The Future. I recognize the critical necessity of appropriate mapping for children to benefit from their cochlear implants. I am in favor of schools working with cochlear implant centers to facilitate mapping services. Presently these services include device troubleshooting and sound field and speech perception assessment to determine that the implant is providing appropriate stimulation for the child and notification to the implant center when it is not. We know that distance from the center for many families is a significant barrier to adequate follow-up. However, these issues need to be addressed and solved during the pre-implant process. I do believe that many school audiologists can and will provide mapping services in the future. Before this can happen however, technology must be refined, equipment and software must be available, training must be provided, and experience must be gained. Tele-medicine for remote mapping holds promise as an important step in this process.

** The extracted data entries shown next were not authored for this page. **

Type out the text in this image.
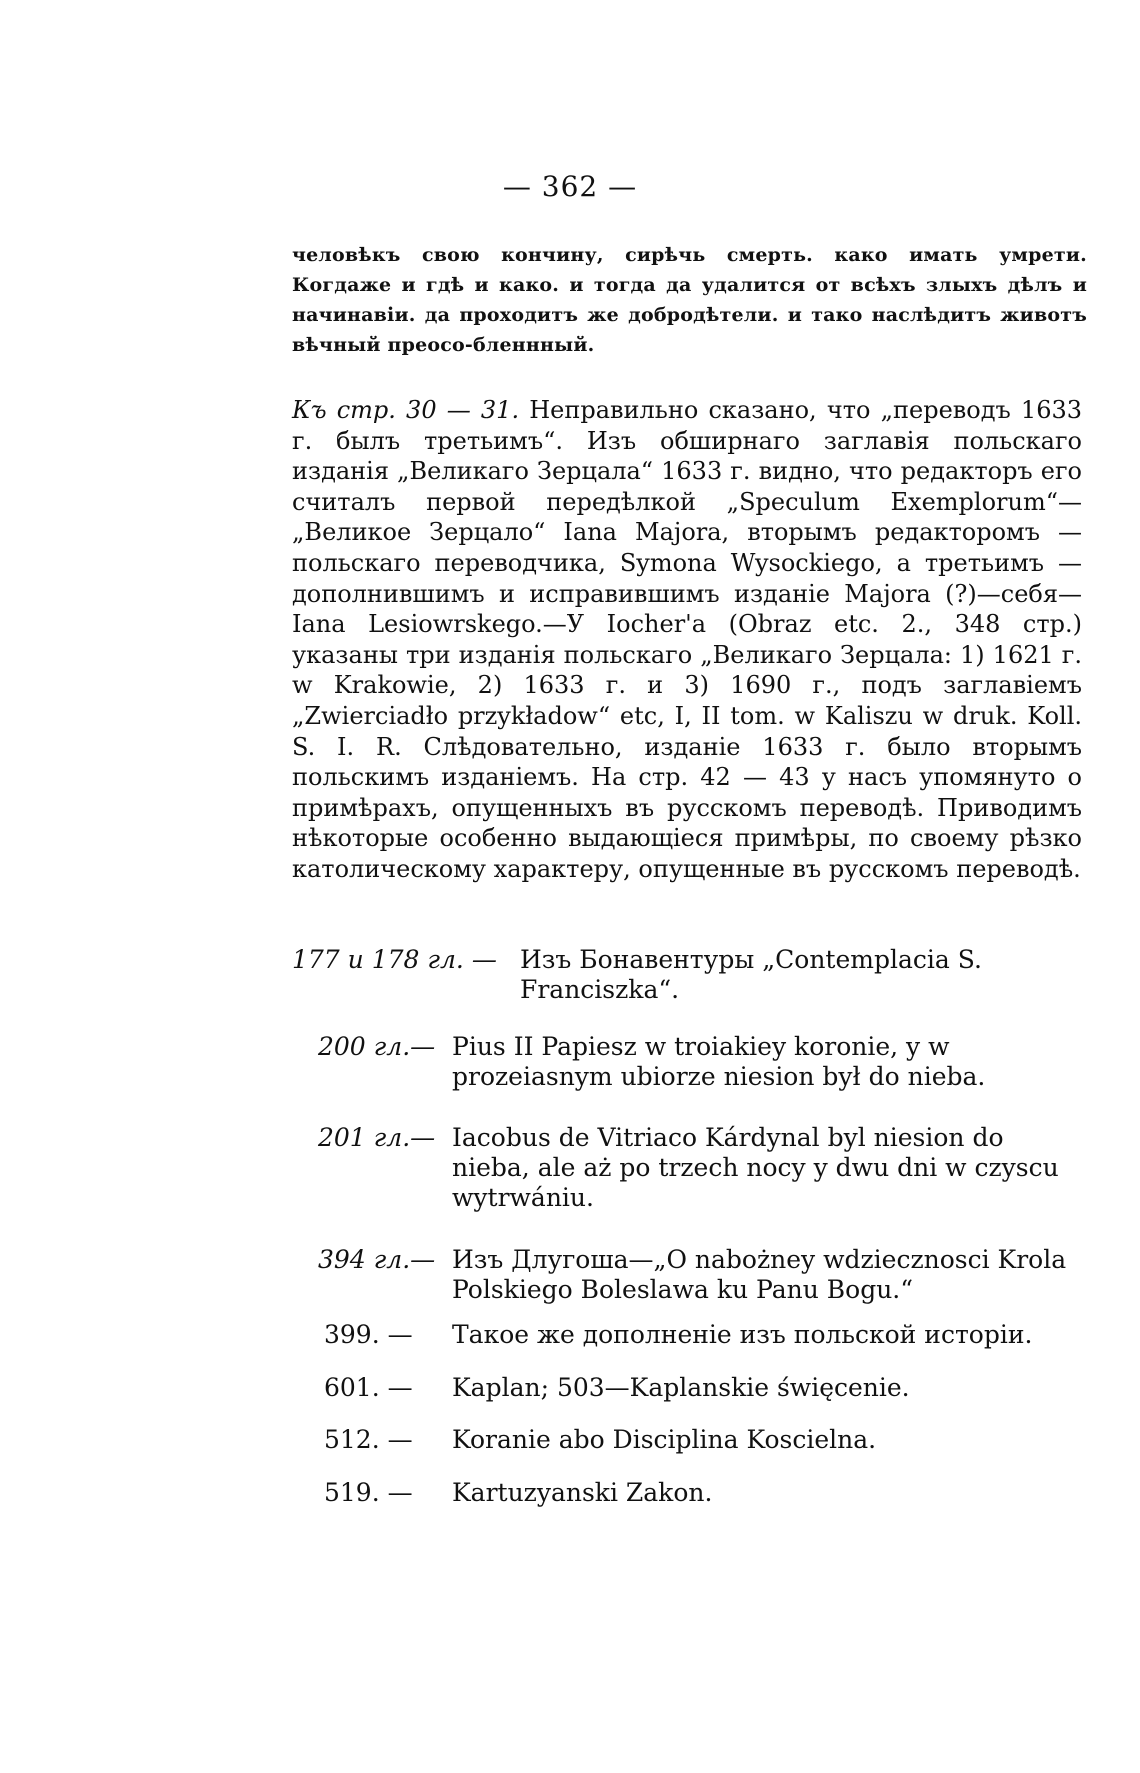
— 362 —
человѣкъ свою кончину, сирѣчь смерть. како имать умрети. Когдаже и гдѣ и како. и тогда да удалится от всѣхъ злыхъ дѣлъ и начинавiи. да проходитъ же добродѣтели. и тако наслѣдитъ животъ вѣчный преосо-бленнный.
Къ стр. 30 — 31. Неправильно сказано, что „переводъ 1633 г. былъ третьимъ“. Изъ обширнаго заглавiя польскаго изданiя „Великаго Зерцала“ 1633 г. видно, что редакторъ его считалъ первой передѣлкой „Speculum Exemplorum“— „Великое Зерцало“ Iana Majora, вторымъ редакторомъ — польскаго переводчика, Symona Wysockiego, а третьимъ — дополнившимъ и исправившимъ изданiе Majora (?)—себя— Iana Lesiowrskego.—У Iocher'a (Obraz etc. 2., 348 стр.) указаны три изданiя польскаго „Великаго Зерцала: 1) 1621 г. w Krakowie, 2) 1633 г. и 3) 1690 г., подъ заглавiемъ „Zwierciadło przykładow“ etc, I, II tom. w Kaliszu w druk. Koll. S. I. R. Слѣдовательно, изданiе 1633 г. было вторымъ польскимъ изданiемъ. На стр. 42 — 43 у насъ упомянуто о примѣрахъ, опущенныхъ въ русскомъ переводѣ. Приводимъ нѣкоторые особенно выдающiеся примѣры, по своему рѣзко католическому характеру, опущенные въ русскомъ переводѣ.
177 и 178 гл. — Изъ Бонавентуры „Contemplacia S. Franciszka“.
200 гл.— Pius II Papiesz w troiakiey koronie, y w prozeiasnym ubiorze niesion był do nieba.
201 гл.— Iacobus de Vitriaco Kárdynal byl niesion do nieba, ale aż po trzech nocy y dwu dni w czyscu wytrwániu.
394 гл.— Изъ Длугоша—„O nabożney wdziecznosci Krola Polskiego Boleslawa ku Panu Bogu.“
399. — Такое же дополненiе изъ польской исторiи.
601. — Kaplan; 503—Kaplanskie święcenie.
512. — Koranie abo Disciplina Koscielna.
519. — Kartuzyanski Zakon.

I also believe that mapping should not be a required service but rather one that school districts could offer should they have the resources to do so. It is appropriate for schools that specialize in programming for students with cochlear implants such as Central Institute for the Deaf, Clarke School for the Deaf, and St. Joseph Institute for the Deaf, as well as large urban public school programs, to be able to offer these services. However, most of these schools are private, not public ones. As private schools, they are able to bill insurance for these services just as implant centers do.

As of this writing, the School Board of Statham School District in New Hampshire is still deciding whether they will appeal the state court decision to the federal circuit court. The Board recognizes the significant implications of this case and has contested the issue based on principal, not as an action specifically aimed at this particular child.

I hope that each of you will also consider the implications of this case. I hope you will agree that our efforts should be aimed at improving educational services in the schools so that all of our children will have access to high quality services to support their educational program.